Abstract
Participatory policies seeking to foster active citizenship continue to be dominated by a territorial imagination. Yet, the world where people identify and perform as citizens is spatially multifarious. This article engages with the tension between territorially grounded perceptions and relational modes of practicing political agency. Studying empirically the Finnish child and youth policies, we address jointly the participatory obligations that municipalities strive to fulfill, and the spatial attachments that children and young people establish in their lived worlds. To this end, we introduce the concept of lived citizenship as an interface where the territorially-bound public administration and the plurality of spatial attachments characteristic to transnational living may meet. We conclude by proposing a re-grounding of lived citizenship in both topological and topographical terms as an improvement in theoretical understanding of mundane political agency and as a step towards more proficient participatory policies.
Acknowledgements
We are grateful to the editors and the two anonymous referees for their engaged and helpful comments and suggestions. Special thanks to Elina Stenvall for participating in the ethnographic fieldwork.
Notes
1. For a detailed account on the national system, please visit our previous publications.
2. The platforms represent different scalar dimension, namely ‘The World,’ ‘The Continent,’ ‘The Nation,’ ‘The Region,’ ‘The City,’ and ‘The School Neighborhood.’ The concept of scale is used throughout the article in the political geographical sense, and not with reference to cartography.

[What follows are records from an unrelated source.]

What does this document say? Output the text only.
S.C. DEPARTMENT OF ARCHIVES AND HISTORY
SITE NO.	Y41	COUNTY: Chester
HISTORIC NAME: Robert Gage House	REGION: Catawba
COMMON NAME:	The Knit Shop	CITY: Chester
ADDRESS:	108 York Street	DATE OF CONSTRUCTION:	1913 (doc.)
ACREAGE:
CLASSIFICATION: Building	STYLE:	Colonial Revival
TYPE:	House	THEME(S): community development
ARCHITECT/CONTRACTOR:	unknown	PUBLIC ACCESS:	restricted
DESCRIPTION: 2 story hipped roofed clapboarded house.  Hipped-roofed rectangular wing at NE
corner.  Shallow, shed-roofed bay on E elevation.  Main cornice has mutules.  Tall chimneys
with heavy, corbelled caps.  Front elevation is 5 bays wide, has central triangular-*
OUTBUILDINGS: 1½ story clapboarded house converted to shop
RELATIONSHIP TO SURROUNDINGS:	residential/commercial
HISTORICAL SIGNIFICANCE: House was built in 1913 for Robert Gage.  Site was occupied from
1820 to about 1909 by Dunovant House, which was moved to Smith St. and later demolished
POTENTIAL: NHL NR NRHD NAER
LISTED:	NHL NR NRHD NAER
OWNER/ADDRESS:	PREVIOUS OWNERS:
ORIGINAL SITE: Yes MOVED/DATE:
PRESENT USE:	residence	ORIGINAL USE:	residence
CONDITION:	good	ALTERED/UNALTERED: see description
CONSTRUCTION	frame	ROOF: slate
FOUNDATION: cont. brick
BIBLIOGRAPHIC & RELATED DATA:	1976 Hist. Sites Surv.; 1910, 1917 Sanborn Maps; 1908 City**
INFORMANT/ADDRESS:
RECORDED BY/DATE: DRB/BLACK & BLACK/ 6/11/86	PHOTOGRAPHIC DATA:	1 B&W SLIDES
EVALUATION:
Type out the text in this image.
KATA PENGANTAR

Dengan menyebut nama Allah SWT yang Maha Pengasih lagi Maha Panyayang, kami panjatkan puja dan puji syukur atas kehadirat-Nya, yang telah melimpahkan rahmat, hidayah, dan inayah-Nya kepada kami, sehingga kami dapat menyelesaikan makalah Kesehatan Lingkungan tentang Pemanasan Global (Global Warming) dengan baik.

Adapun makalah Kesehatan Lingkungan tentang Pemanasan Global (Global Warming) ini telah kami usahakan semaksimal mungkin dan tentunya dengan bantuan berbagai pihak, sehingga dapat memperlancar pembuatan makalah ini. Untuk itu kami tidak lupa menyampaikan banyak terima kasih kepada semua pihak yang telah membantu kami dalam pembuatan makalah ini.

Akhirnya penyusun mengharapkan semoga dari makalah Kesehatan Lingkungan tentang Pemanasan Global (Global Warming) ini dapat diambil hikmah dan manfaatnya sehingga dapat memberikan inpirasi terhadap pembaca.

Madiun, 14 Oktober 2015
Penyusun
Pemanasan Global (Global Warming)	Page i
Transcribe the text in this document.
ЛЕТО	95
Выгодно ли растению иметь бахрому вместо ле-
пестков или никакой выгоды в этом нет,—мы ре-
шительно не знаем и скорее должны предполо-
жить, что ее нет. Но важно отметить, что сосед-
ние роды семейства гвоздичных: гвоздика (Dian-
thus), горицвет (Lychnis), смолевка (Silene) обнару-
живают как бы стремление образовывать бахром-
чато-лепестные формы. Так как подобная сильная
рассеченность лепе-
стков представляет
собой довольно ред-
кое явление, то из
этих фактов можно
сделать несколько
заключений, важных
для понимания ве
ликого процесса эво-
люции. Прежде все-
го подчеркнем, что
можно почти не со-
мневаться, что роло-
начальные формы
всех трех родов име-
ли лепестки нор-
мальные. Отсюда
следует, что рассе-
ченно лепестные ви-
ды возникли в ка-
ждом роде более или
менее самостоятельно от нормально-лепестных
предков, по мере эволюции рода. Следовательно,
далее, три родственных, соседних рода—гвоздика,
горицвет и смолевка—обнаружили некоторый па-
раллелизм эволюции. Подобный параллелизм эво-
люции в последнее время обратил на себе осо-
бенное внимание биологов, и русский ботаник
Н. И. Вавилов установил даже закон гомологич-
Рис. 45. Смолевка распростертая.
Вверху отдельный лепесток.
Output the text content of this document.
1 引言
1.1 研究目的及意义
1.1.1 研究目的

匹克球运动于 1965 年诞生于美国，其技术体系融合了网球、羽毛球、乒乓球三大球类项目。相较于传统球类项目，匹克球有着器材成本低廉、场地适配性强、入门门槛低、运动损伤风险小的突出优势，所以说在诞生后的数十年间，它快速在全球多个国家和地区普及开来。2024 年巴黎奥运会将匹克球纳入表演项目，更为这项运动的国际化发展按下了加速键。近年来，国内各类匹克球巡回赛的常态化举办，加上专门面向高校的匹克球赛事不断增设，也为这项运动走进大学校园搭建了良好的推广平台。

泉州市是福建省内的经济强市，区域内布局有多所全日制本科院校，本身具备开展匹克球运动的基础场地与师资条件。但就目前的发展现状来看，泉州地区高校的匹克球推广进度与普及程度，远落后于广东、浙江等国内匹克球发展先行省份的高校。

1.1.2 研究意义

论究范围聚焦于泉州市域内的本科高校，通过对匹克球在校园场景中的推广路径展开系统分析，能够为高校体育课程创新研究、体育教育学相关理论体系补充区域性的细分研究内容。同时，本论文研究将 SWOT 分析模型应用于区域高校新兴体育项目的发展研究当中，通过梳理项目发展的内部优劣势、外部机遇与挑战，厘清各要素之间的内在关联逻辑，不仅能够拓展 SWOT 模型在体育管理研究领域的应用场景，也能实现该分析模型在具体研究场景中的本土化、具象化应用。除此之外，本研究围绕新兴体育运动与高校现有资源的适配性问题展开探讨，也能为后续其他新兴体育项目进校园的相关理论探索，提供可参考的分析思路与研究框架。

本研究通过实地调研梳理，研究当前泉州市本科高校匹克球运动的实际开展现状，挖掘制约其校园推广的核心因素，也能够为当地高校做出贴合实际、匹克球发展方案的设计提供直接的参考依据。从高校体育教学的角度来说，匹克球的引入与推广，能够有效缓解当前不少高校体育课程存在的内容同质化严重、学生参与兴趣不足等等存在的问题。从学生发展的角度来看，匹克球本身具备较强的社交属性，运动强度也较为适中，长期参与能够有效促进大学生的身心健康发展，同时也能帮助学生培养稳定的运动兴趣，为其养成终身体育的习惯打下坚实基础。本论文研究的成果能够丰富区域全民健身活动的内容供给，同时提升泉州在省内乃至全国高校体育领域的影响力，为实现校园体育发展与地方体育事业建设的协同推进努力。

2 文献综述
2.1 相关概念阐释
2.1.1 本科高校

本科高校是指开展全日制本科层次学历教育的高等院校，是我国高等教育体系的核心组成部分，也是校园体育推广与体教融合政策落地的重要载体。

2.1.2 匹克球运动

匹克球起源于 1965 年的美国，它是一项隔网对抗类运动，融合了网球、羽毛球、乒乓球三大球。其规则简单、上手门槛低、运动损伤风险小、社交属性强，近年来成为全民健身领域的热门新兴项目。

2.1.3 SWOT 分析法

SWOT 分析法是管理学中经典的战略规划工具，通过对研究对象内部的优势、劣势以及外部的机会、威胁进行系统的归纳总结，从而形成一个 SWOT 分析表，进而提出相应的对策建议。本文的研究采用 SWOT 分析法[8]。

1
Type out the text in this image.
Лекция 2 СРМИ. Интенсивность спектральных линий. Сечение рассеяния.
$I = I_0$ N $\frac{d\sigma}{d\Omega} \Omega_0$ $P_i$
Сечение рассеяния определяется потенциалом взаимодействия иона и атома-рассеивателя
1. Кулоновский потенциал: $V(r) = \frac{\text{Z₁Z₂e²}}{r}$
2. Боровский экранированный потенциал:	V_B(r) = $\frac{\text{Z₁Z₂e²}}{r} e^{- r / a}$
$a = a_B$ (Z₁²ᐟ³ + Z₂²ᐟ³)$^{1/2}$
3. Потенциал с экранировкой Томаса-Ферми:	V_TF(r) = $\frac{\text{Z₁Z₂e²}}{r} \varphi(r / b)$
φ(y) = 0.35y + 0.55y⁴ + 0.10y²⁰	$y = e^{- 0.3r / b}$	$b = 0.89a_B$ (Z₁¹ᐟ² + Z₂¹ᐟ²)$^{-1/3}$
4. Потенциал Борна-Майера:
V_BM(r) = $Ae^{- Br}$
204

3. Income differentials in Finland are smaller than the European average. In 2010, the average income of the highest-income decile was 5.3-fold that of the lowest-income decile and Gini index 25.8 (European average 30.7), while in the countries with the highest income differentials the highest-income decile was more than tenfold. The ‘middle-class childhoods’ we studied can hence be outlined as ‘normal childhoods’.
4. For all Finnish acts and decrees mentioned in this article, translations can be found at the Finlex Data Bank (http://www.finlex.fi/en/laki/kaannokset/).
5. Schooling is strongly state-promoted in Finland by free education, broad network of public institutes, and various subsidies. From kindergarten to senior high and vocational schools, most of the population is involved in pedagogical institutions.
6. The comparative EU Kids Online study has made explicit that Finnish children's use and exposure to virtual media is of high level. Seventy-nine percent of Finnish children use the internet daily (European average 60%), with an average of 95 minutes online time (European average 88 minutes) (Haddon, Livingstone, and the EU Kids Online Network Citation2012).
7. Captions coded as (city/expert). All translations by the authors.
8. The expert interviews were conducted prior to the ethnographic study. The posed questions did not indicate in any way our presumptions concerning the matter, i.e. the interpretations are entirely their own.
9. Most importantly Netari that brings youth workers to social media environments, and Aloitekanava that provides children and youth opportunities to introduce bill's to their local government.